My aim is to undermine the theory that happy workers are more creative than miserable ones, writes Lucy Kellaway
For the first four days of last week I kept a diary of my private thoughts and feelings while at work.
The last time I did anything of this kind I was 13; the result then was banal and embarrassing and I hid it from everyone. The latest effort is also banal and embarrassing but this time I am reproducing it below.
My aim is to undermine the newly popular management theory that says happy workers are more creative and productive than miserable ones. This theory is supposedly proved by an article in the May edition of the Harvard Business Reviewin which 238 professionals were asked to keep daily diaries of their inner working lives.
Two professors pored over 12,000 entries and compared them with the quality of the work that the people had done.
I have just conducted the same experiment on myself and an analysis of my results points to a different conclusion. First, the raw data.
Monday: Feeling quite perky by recent standards. Started writing my agony aunt column with enjoyment. Felt smug. Had long gossipy lunch with colleague. Lost momentum in the afternoon. Finished column in a panic. Realised I'd forgotten to pick up my youngest son from school. Cycled home feeling less smug.
Tuesday: Slept badly. Slouched into work feeling tired, flat and thoroughly out of sorts. Had conversation with tiresome colleague and decided I loathed him. Hardly had any e-mails. Felt unpopular. Wrote some of the Martin Lukes column with distaste. Read the result and thought it laboured and unfunny. Decided I hated my job and contemplated retirement.
Later at home did some maths with my daughter. Felt oddly cheered up by simultaneous equations.
Wednesday: Lovely ride to work in the sun feeling carefree. Looked over previous day's work and thought it not too bad. Finished column with satisfaction. Chatted to people. Had lunch with another colleague. We sat in the sun and moaned, which was nice. E-mailed cheerfully. Frittered time. Day ends a little blank, but fine.
Thursday: Slightly hungover, almost no sleep. Headache, depressed. Had pointless and bad-tempered e-mail exchange with someone I like. Sat down to write this column. Too wretched to want to talk to anyone. Worked with dogged sense of purpose, though felt the result feeble beyond redemption.
Readers may be thinking two things. First, that my experience is less significant than that of 238 professionals. To this, I'd like to refer them to the pappy quality of their diary entries. Here is an example: "My boss's boss came by, which was nice. He brought bottled water!" Mine reads like Virginia Woolf by comparison.
A more serious objection is that my entries seem to support the theory that I'm trying to disprove: on my miserable days - Tuesday and Thursday - my work was bad too. The truth is more complicated.
For years I have been monitoring my vacillating moods and the effect they have on my work. When I am glum I invariably judge my work to be bad. When I'm cheery I tend to think my work fine. However, I am a hopeless judge of what I do.

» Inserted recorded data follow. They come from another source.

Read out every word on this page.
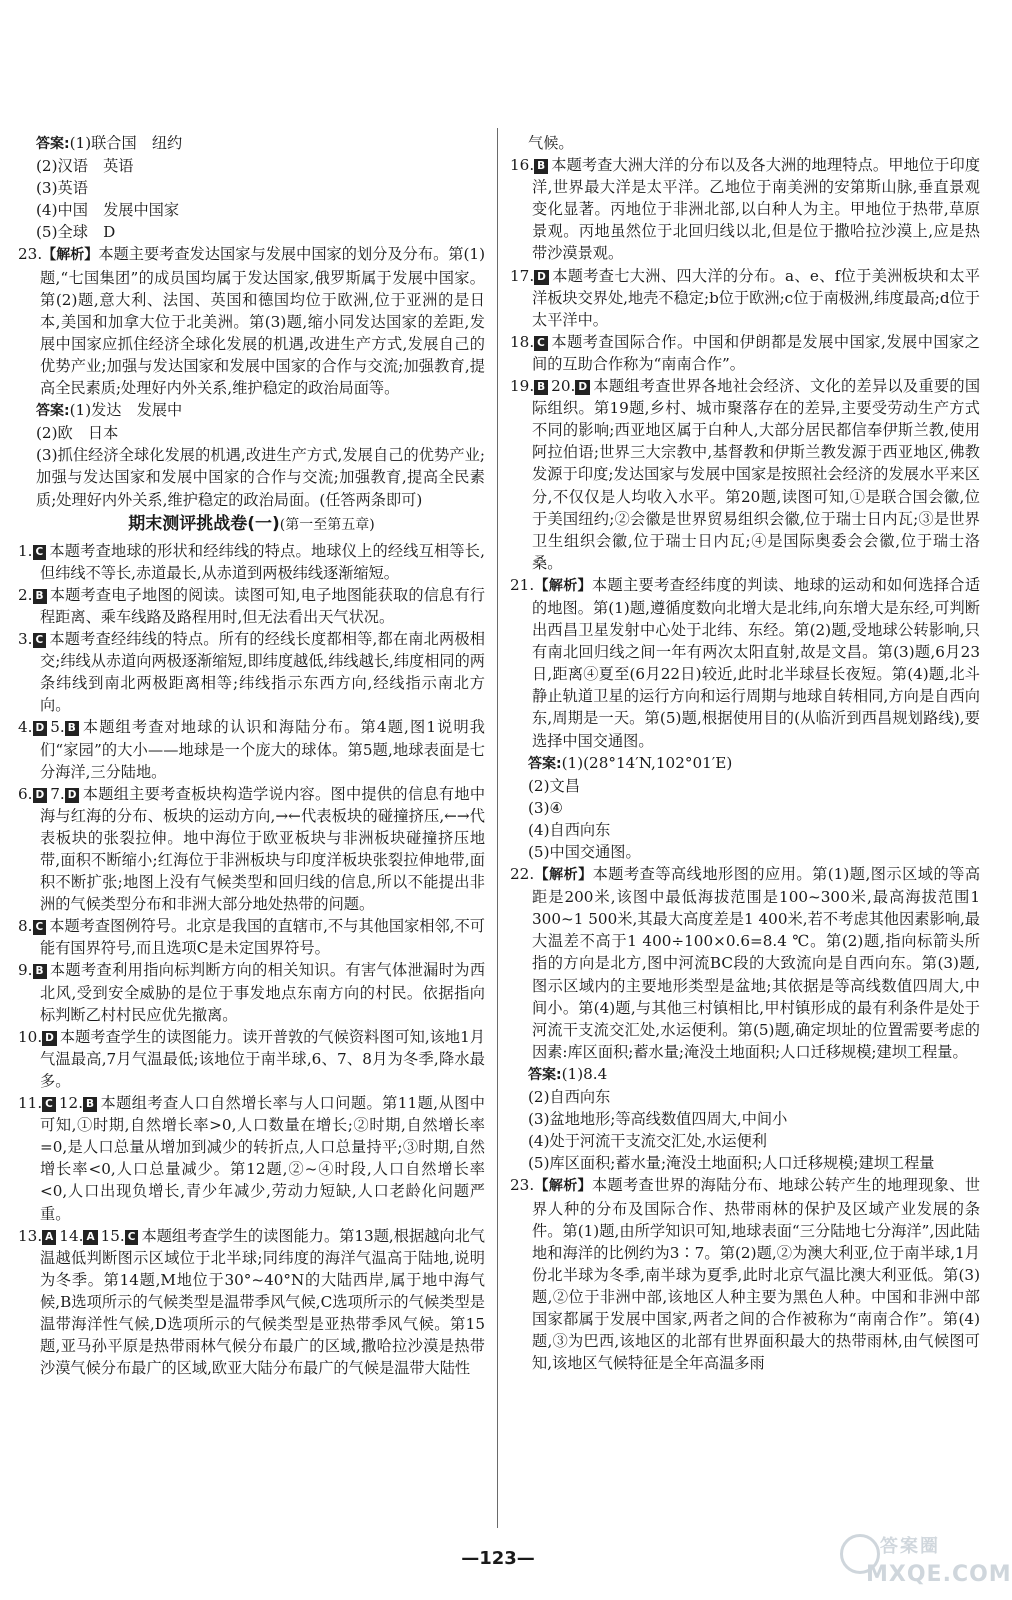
答案:(1)联合国　纽约

(2)汉语　英语

(3)英语

(4)中国　发展中国家

(5)全球　D

23.【解析】本题主要考查发达国家与发展中国家的划分及分布。第(1)题,“七国集团”的成员国均属于发达国家,俄罗斯属于发展中国家。第(2)题,意大利、法国、英国和德国均位于欧洲,位于亚洲的是日本,美国和加拿大位于北美洲。第(3)题,缩小同发达国家的差距,发展中国家应抓住经济全球化发展的机遇,改进生产方式,发展自己的优势产业;加强与发达国家和发展中国家的合作与交流;加强教育,提高全民素质;处理好内外关系,维护稳定的政治局面等。

答案:(1)发达　发展中

(2)欧　日本

(3)抓住经济全球化发展的机遇,改进生产方式,发展自己的优势产业;加强与发达国家和发展中国家的合作与交流;加强教育,提高全民素质;处理好内外关系,维护稳定的政治局面。(任答两条即可)

期末测评挑战卷(一)(第一至第五章)

1. C 本题考查地球的形状和经纬线的特点。地球仪上的经线互相等长,但纬线不等长,赤道最长,从赤道到两极纬线逐渐缩短。

2. B 本题考查电子地图的阅读。读图可知,电子地图能获取的信息有行程距离、乘车线路及路程用时,但无法看出天气状况。

3. C 本题考查经纬线的特点。所有的经线长度都相等,都在南北两极相交;纬线从赤道向两极逐渐缩短,即纬度越低,纬线越长,纬度相同的两条纬线到南北两极距离相等;纬线指示东西方向,经线指示南北方向。

4. D 5. B 本题组考查对地球的认识和海陆分布。第4题,图1说明我们“家园”的大小——地球是一个庞大的球体。第5题,地球表面是七分海洋,三分陆地。

6. D 7. D 本题组主要考查板块构造学说内容。图中提供的信息有地中海与红海的分布、板块的运动方向,→←代表板块的碰撞挤压,←→代表板块的张裂拉伸。地中海位于欧亚板块与非洲板块碰撞挤压地带,面积不断缩小;红海位于非洲板块与印度洋板块张裂拉伸地带,面积不断扩张;地图上没有气候类型和回归线的信息,所以不能提出非洲的气候类型分布和非洲大部分地处热带的问题。

8. C 本题考查图例符号。北京是我国的直辖市,不与其他国家相邻,不可能有国界符号,而且选项C是未定国界符号。

9. B 本题考查利用指向标判断方向的相关知识。有害气体泄漏时为西北风,受到安全威胁的是位于事发地点东南方向的村民。依据指向标判断乙村村民应优先撤离。

10. D 本题考查学生的读图能力。读开普敦的气候资料图可知,该地1月气温最高,7月气温最低;该地位于南半球,6、7、8月为冬季,降水最多。

11. C 12. B 本题组考查人口自然增长率与人口问题。第11题,从图中可知,①时期,自然增长率>0,人口数量在增长;②时期,自然增长率=0,是人口总量从增加到减少的转折点,人口总量持平;③时期,自然增长率<0,人口总量减少。第12题,②~④时段,人口自然增长率<0,人口出现负增长,青少年减少,劳动力短缺,人口老龄化问题严重。

13. A 14. A 15. C 本题组考查学生的读图能力。第13题,根据越向北气温越低判断图示区域位于北半球;同纬度的海洋气温高于陆地,说明为冬季。第14题,M地位于30°~40°N的大陆西岸,属于地中海气候,B选项所示的气候类型是温带季风气候,C选项所示的气候类型是温带海洋性气候,D选项所示的气候类型是亚热带季风气候。第15题,亚马孙平原是热带雨林气候分布最广的区域,撒哈拉沙漠是热带沙漠气候分布最广的区域,欧亚大陆分布最广的气候是温带大陆性

气候。

16. B 本题考查大洲大洋的分布以及各大洲的地理特点。甲地位于印度洋,世界最大洋是太平洋。乙地位于南美洲的安第斯山脉,垂直景观变化显著。丙地位于非洲北部,以白种人为主。甲地位于热带,草原景观。丙地虽然位于北回归线以北,但是位于撒哈拉沙漠上,应是热带沙漠景观。

17. D 本题考查七大洲、四大洋的分布。a、e、f位于美洲板块和太平洋板块交界处,地壳不稳定;b位于欧洲;c位于南极洲,纬度最高;d位于太平洋中。

18. C 本题考查国际合作。中国和伊朗都是发展中国家,发展中国家之间的互助合作称为“南南合作”。

19. B 20. D 本题组考查世界各地社会经济、文化的差异以及重要的国际组织。第19题,乡村、城市聚落存在的差异,主要受劳动生产方式不同的影响;西亚地区属于白种人,大部分居民都信奉伊斯兰教,使用阿拉伯语;世界三大宗教中,基督教和伊斯兰教发源于西亚地区,佛教发源于印度;发达国家与发展中国家是按照社会经济的发展水平来区分,不仅仅是人均收入水平。第20题,读图可知,①是联合国会徽,位于美国纽约;②会徽是世界贸易组织会徽,位于瑞士日内瓦;③是世界卫生组织会徽,位于瑞士日内瓦;④是国际奥委会会徽,位于瑞士洛桑。

21.【解析】本题主要考查经纬度的判读、地球的运动和如何选择合适的地图。第(1)题,遵循度数向北增大是北纬,向东增大是东经,可判断出西昌卫星发射中心处于北纬、东经。第(2)题,受地球公转影响,只有南北回归线之间一年有两次太阳直射,故是文昌。第(3)题,6月23日,距离④夏至(6月22日)较近,此时北半球昼长夜短。第(4)题,北斗静止轨道卫星的运行方向和运行周期与地球自转相同,方向是自西向东,周期是一天。第(5)题,根据使用目的(从临沂到西昌规划路线),要选择中国交通图。

答案:(1)(28°14′N,102°01′E)

(2)文昌

(3)④

(4)自西向东

(5)中国交通图。

22.【解析】本题考查等高线地形图的应用。第(1)题,图示区域的等高距是200米,该图中最低海拔范围是100~300米,最高海拔范围1 300~1 500米,其最大高度差是1 400米,若不考虑其他因素影响,最大温差不高于1 400÷100×0.6=8.4 ℃。第(2)题,指向标箭头所指的方向是北方,图中河流BC段的大致流向是自西向东。第(3)题,图示区域内的主要地形类型是盆地;其依据是等高线数值四周大,中间小。第(4)题,与其他三村镇相比,甲村镇形成的最有利条件是处于河流干支流交汇处,水运便利。第(5)题,确定坝址的位置需要考虑的因素:库区面积;蓄水量;淹没土地面积;人口迁移规模;建坝工程量。

答案:(1)8.4

(2)自西向东

(3)盆地地形;等高线数值四周大,中间小

(4)处于河流干支流交汇处,水运便利

(5)库区面积;蓄水量;淹没土地面积;人口迁移规模;建坝工程量

23.【解析】本题考查世界的海陆分布、地球公转产生的地理现象、世界人种的分布及国际合作、热带雨林的保护及区域产业发展的条件。第(1)题,由所学知识可知,地球表面“三分陆地七分海洋”,因此陆地和海洋的比例约为3∶7。第(2)题,②为澳大利亚,位于南半球,1月份北半球为冬季,南半球为夏季,此时北京气温比澳大利亚低。第(3)题,②位于非洲中部,该地区人种主要为黑色人种。中国和非洲中部国家都属于发展中国家,两者之间的合作被称为“南南合作”。第(4)题,③为巴西,该地区的北部有世界面积最大的热带雨林,由气候图可知,该地区气候特征是全年高温多雨

—123—
答案圈
MXQE.COM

Indeed, the columns that people have liked best have often been the ones written in a mood close to despair, while many of the ones I've liked have fallen entirely flat.
There are three reasons for this. When tired and unhappy I have no energy for chatting. I am grimly focused on what I'm doing. I'm much more prepared to take creative risks too - if life seems already bad, what is there to lose? And the fact that I judge myself so harshly when down makes me try much harder.
If I am right, there are surely interesting management implications. Managers should concentrate on making us as miserable as they can. Actually my diary doesn't quite show that.
There are many kinds of bad feelings and some are more productive than others. Mild depression may be good for work. Severe depression tends not to be good for anything at all. Bad moods generated not by existential angst but by cretinous managers and daft management initiatives are also unproductive. They simply make one think: why bother?
My diary seems to imply that managers should hire professionals who are by nature somewhat neurotic and depressive. But even this isn't so, because of something academics call "emotional contagion". A happy mood spills over to others and a miserable one does too.
Reading my entries on Tuesday and Thursday I can conclude that I wasn't helping the inner working life of those around me at all.
There is only one incident in my diary that has any constructive message for managers. Look at what I did on Tuesday. Notice how the maths cheered me up. This strikes a chord with the HBR survey, which found that workers were happier when they knew precisely what they were supposed to be doing and were allowed to do it.
Ambiguity is bad. Clarity is good. This explains why the equations were such bliss. I knew what I was meant to do. I had the tools to do it. And I got the answers entirely, objectively, indisputably right.